Изменить размер шрифта - +

— Я проводила твою подругу к тебе в кабинет, не хотела прерывать встречу.

— Хорошо. — Мэри включила «Блэкберри», и на экран посыпались сообщения. — Какую подругу?

— Триш Гамбони.

Триш Гамбони пришла?!

— Ты ведь знаешь ее, да? — растерянно уточнила Маршалл.

— Конечно, знаю, со школы. Она здесь? — Мэри ничего не понимала.

Триш Гамбони — живое воплощение пренебрежения и даже презрения, от которого Мэри так страдала в школе Святой Марии Горетти. Мэри была близорукой отличницей и президентом Общества доверия, а Гамбони в те же самые четыре года, завалив религию и испанский и, не выпуская сигареты изо рта, царствовала как Самая-трудная-девочка.

— Она сказала, что должна с тобой встретиться и что это конфиденциально. Она плакала.

— Серьезно? — Сердце Мэри учащенно забилось.

Маршалл протянула ей пачку телефонных сообщений.

— Это все тебе. Почту я оставила на твоем столе. И не забудь, что через пятнадцать минут придут Корадино.

— Ладно. Спасибо. Принимай мои звонки, пожалуйста.

Мэри, миновав золотую табличку «Розато и товарищи» на двери кабинета босса, поспешила к кабинету своей лучшей подруги Джуди Кэриер, которая, выглянув в коридор, звала ее к себе.

— Мэри! — Лимонно-желтые волосы, огромные небесно-голубые глаза и широкая улыбка на все тридцать два зуба — самое лучшее на круглом, как тарелка, лице Джуди. — А поздороваться? Пора отчитаться о том, как прошли выходные.

Мэри просто-таки жгла новость.

— Угадай, кто вот прямо в эту минуту сидит у меня в кабинете?

— Кто? — Джуди была в истошно-розовой футболке, желтых брюках-карго и ярко-зеленых сабо. В общем, одета как дальтоник.

— Триш Гамбони.

— Эта сволочь? — Глаза Джуди распахнулись от удивления.

— Собственной персоной.

Мэри оценила, что Джуди отреагировала на новость с совершенно правильной ненавистью, при том что даже ни разу не встречалась с Триш. Только истинная подруга возненавидит незнакомого человека исключительно по рассказам подруги.

— Вот дрянь! — с чувством сказала Джуди. — Чего хочет?

— Понятия не имею. Маршалл сказала, что она плачет.

— Славно! — Джуди захлопала в ладоши. — Что, у нее нелады с законом?

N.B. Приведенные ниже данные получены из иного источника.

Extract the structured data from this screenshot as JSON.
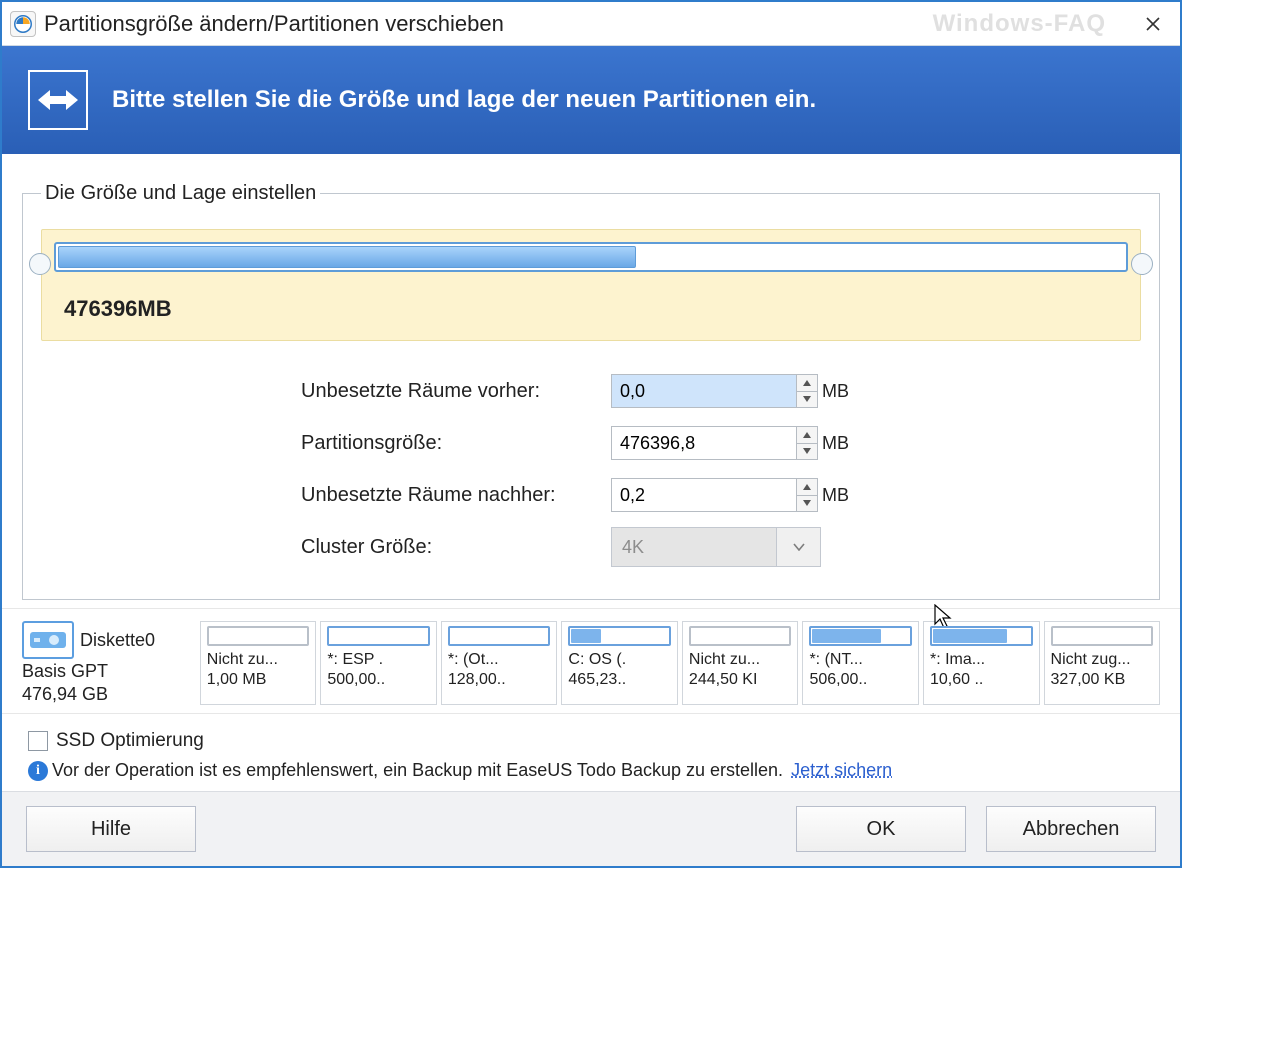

— Можно только надеяться, — весело ответила Мэри и одернула себя. — Постой, я не права. Я думала, я лучше и выше этого, а оказалось — нет.

— Такова человеческая натура: приятно, когда твоему врагу больно. У немцев есть даже специальное слово для этого: Schadenfreude.

— У католиков тоже есть. «Грех».

— Быть человеком — не грех, — с улыбкой сказала Джуди.

Мэри не стала спорить. Разумеется, грех. Кстати, она отказывается спасать и душу Джуди. Одна только одежда приведет ее прямиком в ад!

— Не думаю, что Триш нужна моя помощь. И что мне делать?

— Чувствую я, для нее настал час расплаты.

А Мэри чувствовала, что для нее настал час головной боли. Триш и другие Трудные-девочки изводили ее за ланчем, на собраниях, на мессах — всегда и всюду, лишь бы заставить ее почувствовать себя еще мельче, еще уродливее, еще очкастее. Неужели она одна заработала в школе синдром посттравматического стресса?

Мэри снова прошла мимо кабинета Бенни Розато и порадовалась, что он пуст — на этой неделе Бенни была на процессе, в суде. Она не хотела, чтобы начальница видела ее темную сторону, о которой она и сама не подозревала до сей минуты. Говорят, пообщаться — значит помириться.